Retrouver un éditeur après toutes ces années d'absence n'a pas été facile. J'ai "galéré" comme n'importe quel débutant, adressant par la poste des manuscrits comme autant de bouteilles à la mer. Quelques mois plus tard, une double victoire est arrivée. Denoël acceptait un roman intitulé Mano a Mano et, dans le même temps, La Table Ronde décidait de publier Sang et Or. Les deux livres sont sortis ensemble, au printemps de 1991, le coup d'envoi était donné, je redevenais enfin un auteur. J'avais perdu beaucoup de temps, il fallait que je rattrape mon retard, heureusement mes tiroirs étaient pleins de tous ces manuscrits rédigés pour mon plaisir. Une chose en amenant une autre, j'ai aussi commencé à travailler pour l'audiovisuel, c'est-à-dire pour les producteurs de télévision.

Très vite, les chances professionnelles ont été au rendez-vous, mais mon mariage a sombré.
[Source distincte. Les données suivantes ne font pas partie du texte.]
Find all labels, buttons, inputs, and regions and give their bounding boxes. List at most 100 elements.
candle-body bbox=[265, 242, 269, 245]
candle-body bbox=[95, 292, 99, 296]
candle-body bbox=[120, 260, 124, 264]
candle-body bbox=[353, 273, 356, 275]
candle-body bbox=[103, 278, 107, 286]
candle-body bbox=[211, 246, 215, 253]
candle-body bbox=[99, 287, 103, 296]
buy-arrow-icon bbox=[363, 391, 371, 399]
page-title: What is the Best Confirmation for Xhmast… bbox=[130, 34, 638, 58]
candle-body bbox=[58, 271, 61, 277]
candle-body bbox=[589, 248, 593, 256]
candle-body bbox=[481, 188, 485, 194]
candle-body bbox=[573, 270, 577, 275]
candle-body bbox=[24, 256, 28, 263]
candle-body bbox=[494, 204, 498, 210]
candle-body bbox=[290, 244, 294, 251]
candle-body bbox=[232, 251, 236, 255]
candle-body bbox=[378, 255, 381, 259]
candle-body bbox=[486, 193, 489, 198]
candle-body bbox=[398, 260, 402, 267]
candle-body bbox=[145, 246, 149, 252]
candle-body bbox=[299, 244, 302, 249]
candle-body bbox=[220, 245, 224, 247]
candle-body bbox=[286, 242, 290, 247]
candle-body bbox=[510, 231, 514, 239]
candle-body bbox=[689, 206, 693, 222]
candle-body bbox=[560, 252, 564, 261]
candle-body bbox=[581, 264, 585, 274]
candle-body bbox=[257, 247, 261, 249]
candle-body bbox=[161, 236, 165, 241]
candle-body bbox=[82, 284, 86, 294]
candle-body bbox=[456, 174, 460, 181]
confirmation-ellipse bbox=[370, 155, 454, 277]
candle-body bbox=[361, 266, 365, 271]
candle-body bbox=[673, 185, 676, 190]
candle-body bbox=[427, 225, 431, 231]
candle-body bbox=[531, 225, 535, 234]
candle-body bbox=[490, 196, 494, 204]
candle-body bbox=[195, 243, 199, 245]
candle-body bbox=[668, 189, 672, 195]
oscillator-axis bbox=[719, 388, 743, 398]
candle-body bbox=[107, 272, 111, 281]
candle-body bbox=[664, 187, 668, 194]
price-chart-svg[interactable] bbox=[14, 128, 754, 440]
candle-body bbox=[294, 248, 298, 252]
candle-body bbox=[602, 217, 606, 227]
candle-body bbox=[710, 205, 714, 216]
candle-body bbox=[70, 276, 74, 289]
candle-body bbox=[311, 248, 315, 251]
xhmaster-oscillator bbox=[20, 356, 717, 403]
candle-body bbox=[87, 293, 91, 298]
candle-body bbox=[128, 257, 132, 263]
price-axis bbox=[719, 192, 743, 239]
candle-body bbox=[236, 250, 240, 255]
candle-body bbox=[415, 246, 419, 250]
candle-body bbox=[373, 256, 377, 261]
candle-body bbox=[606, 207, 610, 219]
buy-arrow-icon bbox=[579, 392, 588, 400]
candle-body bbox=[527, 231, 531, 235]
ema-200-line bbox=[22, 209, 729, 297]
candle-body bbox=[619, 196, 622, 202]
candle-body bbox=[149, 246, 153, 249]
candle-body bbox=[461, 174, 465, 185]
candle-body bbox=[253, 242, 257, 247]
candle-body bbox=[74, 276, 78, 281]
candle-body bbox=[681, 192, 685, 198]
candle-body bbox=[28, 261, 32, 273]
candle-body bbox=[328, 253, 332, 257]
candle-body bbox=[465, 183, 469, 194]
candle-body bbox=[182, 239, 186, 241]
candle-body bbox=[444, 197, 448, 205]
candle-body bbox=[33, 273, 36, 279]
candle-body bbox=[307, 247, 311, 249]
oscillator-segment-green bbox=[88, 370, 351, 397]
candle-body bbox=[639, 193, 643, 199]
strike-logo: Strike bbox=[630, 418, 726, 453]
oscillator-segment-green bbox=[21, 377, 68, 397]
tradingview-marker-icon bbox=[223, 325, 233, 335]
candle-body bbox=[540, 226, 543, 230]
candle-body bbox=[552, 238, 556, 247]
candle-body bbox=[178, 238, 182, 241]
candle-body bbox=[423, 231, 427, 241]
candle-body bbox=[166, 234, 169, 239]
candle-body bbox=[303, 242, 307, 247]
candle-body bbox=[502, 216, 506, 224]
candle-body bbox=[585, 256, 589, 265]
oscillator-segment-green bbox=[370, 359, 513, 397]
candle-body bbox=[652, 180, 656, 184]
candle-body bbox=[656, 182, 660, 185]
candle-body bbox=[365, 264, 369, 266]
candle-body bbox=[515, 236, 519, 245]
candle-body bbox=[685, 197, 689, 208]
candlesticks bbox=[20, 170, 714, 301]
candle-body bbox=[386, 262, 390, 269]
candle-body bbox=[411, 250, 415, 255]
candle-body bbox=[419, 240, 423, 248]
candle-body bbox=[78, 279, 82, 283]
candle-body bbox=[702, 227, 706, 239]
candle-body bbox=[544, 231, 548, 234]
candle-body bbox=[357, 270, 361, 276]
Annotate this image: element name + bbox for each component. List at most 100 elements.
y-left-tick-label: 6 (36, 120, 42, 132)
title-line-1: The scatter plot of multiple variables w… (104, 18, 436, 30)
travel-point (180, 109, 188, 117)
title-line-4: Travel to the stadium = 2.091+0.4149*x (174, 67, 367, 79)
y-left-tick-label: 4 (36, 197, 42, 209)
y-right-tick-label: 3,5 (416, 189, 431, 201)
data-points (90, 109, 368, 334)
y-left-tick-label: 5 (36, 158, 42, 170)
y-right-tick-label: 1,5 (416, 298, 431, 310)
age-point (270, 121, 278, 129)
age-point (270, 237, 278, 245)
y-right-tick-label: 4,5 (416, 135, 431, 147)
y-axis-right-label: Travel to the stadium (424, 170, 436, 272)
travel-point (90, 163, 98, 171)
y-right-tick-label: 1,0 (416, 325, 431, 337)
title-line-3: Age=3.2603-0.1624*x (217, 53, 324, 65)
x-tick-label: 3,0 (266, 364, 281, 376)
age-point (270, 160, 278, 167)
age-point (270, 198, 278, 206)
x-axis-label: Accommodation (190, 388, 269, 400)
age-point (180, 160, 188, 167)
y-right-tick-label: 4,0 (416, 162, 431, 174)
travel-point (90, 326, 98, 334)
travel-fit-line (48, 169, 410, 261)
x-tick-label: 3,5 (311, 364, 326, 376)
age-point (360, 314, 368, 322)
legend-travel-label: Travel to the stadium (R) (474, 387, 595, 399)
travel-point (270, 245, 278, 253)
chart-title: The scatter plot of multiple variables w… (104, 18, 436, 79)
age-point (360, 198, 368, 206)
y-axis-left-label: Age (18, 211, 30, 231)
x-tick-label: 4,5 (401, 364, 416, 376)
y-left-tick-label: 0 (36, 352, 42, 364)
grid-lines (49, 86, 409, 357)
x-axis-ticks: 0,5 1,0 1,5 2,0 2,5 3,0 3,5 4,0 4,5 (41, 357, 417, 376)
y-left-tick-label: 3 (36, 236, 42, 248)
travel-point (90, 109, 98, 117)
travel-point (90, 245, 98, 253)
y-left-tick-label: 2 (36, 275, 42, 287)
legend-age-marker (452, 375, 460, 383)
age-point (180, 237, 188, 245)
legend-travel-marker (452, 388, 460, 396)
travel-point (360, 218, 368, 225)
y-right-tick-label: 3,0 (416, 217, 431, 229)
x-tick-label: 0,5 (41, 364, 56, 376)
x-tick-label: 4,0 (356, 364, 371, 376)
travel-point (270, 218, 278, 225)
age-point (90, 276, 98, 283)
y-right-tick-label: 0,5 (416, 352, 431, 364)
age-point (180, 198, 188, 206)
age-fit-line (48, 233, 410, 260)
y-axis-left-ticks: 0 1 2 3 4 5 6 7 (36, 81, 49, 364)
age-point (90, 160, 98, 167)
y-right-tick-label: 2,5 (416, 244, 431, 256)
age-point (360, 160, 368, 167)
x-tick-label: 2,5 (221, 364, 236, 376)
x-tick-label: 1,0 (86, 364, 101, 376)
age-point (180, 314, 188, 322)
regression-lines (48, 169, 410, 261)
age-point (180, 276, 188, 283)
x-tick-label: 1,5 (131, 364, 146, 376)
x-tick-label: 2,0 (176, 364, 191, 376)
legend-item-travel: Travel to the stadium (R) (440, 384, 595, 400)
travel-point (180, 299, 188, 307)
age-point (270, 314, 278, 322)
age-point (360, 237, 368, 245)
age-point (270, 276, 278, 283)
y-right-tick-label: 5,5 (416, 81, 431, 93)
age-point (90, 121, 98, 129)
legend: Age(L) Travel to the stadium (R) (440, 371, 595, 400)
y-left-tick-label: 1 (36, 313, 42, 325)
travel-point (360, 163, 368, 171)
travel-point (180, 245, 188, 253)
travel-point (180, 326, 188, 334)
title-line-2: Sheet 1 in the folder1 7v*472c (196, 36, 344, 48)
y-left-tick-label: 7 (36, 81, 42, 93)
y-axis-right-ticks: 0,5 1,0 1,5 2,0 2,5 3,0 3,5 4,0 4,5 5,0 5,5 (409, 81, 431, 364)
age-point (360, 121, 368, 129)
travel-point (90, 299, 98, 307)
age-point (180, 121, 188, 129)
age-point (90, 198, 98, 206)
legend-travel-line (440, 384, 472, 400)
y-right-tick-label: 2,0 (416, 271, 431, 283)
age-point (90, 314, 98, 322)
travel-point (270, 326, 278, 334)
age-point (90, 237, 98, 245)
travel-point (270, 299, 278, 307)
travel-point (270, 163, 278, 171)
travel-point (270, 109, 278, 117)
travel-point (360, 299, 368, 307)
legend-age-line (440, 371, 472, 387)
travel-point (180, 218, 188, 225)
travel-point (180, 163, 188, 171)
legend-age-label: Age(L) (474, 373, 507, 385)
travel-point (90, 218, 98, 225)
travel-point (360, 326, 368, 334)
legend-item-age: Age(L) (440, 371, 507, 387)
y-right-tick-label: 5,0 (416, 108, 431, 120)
Une fille dans chaque main, je suis retournée quelques mois à Paris, malheureusement j'avais pris le goût de la vie à la campagne, des grandes maisons, du calme et de l'espace, je n'ai pas pu rester. Je me suis installée à Vernon, ville frontière de l'Île de France et de la Normandie. J'y ai beaucoup écrit, et toujours avec jubilation. Mes filles ont passé leurs bacs, leurs permis de conduire, puis se sont inscrites en fac à Paris, et j'ai enfin pu réaliser mon rêve : acquérir une propriété isolée, dans un village perdu entre les collines et la vallée de la Seine.
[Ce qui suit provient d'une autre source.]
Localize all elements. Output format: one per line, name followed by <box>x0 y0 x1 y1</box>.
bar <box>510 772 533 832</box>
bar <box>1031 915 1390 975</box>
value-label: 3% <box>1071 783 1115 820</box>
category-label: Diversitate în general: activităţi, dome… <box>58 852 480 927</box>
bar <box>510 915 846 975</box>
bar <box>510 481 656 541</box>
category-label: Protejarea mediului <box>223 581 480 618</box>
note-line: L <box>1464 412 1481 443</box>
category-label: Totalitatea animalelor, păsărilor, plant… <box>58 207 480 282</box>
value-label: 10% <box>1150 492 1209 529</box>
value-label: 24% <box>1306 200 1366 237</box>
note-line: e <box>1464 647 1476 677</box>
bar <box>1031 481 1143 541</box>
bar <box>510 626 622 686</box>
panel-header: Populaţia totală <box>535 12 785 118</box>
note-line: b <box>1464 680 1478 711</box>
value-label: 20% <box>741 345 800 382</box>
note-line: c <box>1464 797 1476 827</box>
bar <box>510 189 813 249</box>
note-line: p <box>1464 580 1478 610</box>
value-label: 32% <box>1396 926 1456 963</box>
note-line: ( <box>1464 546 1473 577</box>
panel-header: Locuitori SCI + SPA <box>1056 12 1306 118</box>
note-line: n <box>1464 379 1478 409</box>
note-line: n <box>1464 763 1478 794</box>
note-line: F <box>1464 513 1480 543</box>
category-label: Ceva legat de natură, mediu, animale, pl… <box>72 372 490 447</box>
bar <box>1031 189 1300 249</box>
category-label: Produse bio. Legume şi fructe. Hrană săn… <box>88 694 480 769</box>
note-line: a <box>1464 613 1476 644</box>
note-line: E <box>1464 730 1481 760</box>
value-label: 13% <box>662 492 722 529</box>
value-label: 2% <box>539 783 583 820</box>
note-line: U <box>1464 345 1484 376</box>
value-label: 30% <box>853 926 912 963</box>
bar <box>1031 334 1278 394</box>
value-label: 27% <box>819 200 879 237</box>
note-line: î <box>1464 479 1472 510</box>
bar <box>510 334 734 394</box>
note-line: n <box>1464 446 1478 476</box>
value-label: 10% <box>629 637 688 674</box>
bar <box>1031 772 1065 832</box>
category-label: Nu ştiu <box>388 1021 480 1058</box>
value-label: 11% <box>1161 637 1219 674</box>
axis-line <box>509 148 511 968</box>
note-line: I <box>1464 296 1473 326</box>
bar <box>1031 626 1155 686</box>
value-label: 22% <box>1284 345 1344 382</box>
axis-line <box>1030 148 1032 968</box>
En 1992, Denoël avait publié B.M. Blues, adapté pour FR3 avec Victor Lanoux, puis en 1994 je suis entrée chez Belfond où j'ai publié, depuis, quinze romans. Une collaboration fructueuse, sans nuage, qui se poursuivra longtemps encore, j'espère ! Trois de ces romans ont été portés à l'écran tandis que, parallèlement, j'écrivais toujours des scénarios. Les grandes dates de mon métier d'auteur sont celles des projections de films, quand je découvre les comédiens, les décors et la musique qui transforment l'imaginaire en réalité. C'est aussi le jour où j'ai vu fabriquer un de mes livres sur des presses Cameron, avec ces milliers de volumes portant mon nom, qui défilaient comme des petits soldats sur les tapis roulants avant d'être expédiés aux quatre coins de la France. Ou encore la première entrée dans les listes des meilleures ventes, offerte par la novelisation de Terre Indigo.

Mais, en réalité, l'émotion la plus intense, la plus grave peut-être, c'est mettre un point final au livre qu'on vient d'achever. Se séparer des personnages avec lesquels on a vécu durant des mois est un vrai déchirement. Les dernières phrases de la dernière page sont un adieu à des héros qui étaient devenus des proches. Arrivée au dernier mot de la saga des " Clara ", j'ai vraiment connu une période de vide, de spleen… Pour toutes les histoires que j'ai inventées jusqu'ici, j'ai eu la chance d'avoir des interprètes prestigieux. À Terzieff et Lanoux ont succédé Pierre Mondy, Michel Piccoli, Pierre Vaneck ou Jacques Perrin.

Ainsi j'ai reconquis le Pays des Merveilles, celui de mon enfance, magique, et aujourd'hui mon seul souhait est de poursuivre l'aventure. La vie d'un écrivain, à la frontière de la réalité, est parfois un peu un conte de fées.